WINDSOR TERRACE — After being cut from the U.S. women’s rowing team before the Rio 2016 Olympics, rower Kristine O’Brien wasn’t sure if she should try again for Tokyo in four years’ time.
But, after receiving encouragement from her family and coaches, O’Brien decided to devote another four years to training — in hopes of representing the United States in the next Summer Games.
The Irish-born and Long Island-raised athlete credits her family and extended family at St. John the Baptist Diocesan High School in West Islip for helping to kickstart her Olympics dream. O’Brien, 29, says her life would have turned out much differently had the Catholic high school not offered rowing.
“I didn’t have the most enjoyable middle school experience and I think that was part of why I went from public school to Catholic high school,” said O’Brien, Class of ’09, from her Princeton, N.J., training facility in late June.
“The local public high school didn’t have a rowing team and I don’t know if I ever would have found rowing without St. John’s.”
But, the irony of the situation was that O’Brien wanted to try out for the volleyball team.
“I thought I wouldn’t get a good enough workout [with rowing],” O’Brien continued. “It’s so funny I used to say that because it’s so hard.”
When it came time to prepare for upcoming races, O’Brien said she “worked my butt off.”

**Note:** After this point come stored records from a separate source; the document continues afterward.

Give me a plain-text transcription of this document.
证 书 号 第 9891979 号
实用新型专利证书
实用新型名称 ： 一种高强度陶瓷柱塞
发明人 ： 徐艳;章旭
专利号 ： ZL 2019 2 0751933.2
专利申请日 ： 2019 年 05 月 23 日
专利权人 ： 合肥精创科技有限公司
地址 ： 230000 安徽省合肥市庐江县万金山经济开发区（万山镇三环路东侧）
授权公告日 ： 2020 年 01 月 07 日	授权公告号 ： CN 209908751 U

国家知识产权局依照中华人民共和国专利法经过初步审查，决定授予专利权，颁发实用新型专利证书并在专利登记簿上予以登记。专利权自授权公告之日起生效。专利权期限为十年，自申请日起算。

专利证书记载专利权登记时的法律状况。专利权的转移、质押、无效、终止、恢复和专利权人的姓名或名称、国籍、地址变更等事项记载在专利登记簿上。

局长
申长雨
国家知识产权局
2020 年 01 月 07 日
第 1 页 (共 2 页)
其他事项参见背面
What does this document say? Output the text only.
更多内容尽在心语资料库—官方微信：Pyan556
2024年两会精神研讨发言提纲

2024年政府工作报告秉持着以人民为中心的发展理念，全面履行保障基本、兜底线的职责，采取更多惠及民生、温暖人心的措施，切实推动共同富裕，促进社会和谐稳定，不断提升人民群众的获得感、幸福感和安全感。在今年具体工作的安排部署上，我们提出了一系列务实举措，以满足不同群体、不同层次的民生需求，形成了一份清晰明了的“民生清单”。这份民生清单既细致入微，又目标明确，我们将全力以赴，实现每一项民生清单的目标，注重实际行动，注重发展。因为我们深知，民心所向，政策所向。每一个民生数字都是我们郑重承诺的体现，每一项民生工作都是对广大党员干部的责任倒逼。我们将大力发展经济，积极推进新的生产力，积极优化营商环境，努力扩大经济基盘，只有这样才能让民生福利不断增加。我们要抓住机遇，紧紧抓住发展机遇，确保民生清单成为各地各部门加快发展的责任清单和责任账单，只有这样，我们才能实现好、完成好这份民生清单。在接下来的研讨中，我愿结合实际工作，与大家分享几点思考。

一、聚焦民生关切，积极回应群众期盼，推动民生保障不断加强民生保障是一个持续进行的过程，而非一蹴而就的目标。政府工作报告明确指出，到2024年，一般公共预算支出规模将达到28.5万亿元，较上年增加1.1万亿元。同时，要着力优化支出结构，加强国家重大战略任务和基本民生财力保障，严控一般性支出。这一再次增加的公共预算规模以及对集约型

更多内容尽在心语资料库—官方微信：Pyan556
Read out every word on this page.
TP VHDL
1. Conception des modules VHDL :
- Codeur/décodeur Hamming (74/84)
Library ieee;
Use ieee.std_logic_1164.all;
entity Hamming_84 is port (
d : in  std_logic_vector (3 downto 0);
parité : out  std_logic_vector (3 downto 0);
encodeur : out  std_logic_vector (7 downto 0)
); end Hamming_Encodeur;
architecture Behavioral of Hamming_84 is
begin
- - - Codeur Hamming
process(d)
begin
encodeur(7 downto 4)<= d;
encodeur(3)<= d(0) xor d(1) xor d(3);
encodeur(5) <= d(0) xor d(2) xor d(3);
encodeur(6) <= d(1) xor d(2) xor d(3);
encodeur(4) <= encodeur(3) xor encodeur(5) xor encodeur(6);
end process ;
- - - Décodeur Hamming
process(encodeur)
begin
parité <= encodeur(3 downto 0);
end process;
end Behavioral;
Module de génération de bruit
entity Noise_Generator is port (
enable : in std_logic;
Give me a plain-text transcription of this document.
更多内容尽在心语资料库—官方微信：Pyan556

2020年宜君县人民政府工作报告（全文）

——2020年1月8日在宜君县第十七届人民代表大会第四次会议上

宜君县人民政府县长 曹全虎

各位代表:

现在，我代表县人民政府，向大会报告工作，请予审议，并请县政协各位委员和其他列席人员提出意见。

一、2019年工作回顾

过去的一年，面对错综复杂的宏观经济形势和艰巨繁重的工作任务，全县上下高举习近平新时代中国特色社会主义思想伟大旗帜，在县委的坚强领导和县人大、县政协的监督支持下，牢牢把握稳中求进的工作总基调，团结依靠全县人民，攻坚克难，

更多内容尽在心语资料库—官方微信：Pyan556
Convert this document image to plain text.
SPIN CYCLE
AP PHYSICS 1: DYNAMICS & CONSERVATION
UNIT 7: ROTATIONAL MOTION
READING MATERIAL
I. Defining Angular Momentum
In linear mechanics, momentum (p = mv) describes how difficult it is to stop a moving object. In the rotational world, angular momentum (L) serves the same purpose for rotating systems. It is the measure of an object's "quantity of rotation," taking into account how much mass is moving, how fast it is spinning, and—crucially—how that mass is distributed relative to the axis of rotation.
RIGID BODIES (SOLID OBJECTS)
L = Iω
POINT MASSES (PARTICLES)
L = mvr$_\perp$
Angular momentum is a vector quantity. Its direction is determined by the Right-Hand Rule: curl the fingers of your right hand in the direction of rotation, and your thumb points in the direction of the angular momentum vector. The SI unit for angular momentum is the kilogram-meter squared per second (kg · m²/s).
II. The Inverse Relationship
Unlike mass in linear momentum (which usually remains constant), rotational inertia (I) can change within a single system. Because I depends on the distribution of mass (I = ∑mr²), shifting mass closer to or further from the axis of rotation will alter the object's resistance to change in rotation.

“I would wake up early at 4 a.m., train with my doubles partner [Vitoria Greco] before school, and then go straight to school,” said O’Brien, explaining that the Oakdale training site was a 30- to 40-minute drive from her Massapequa Park home and another 20-minute drive to the West Islip school. “Or I would come home from practice [after school] and then go to the gym and lift.”
O’Brien later received an athletic scholarship to row at her dream school, the University of Virginia (UVA). She was invited to be part of the Under-23 national team throughout her collegiate career and won two FISA World Rowing Under-23 World Championships.
O’Brien was then invited to train in the US Rowing Training Center in September 2013 and made her first senior team three years later.
However, when she was cut from the Rio 2016 Olympics team, O’Brien contemplated leaving the sport.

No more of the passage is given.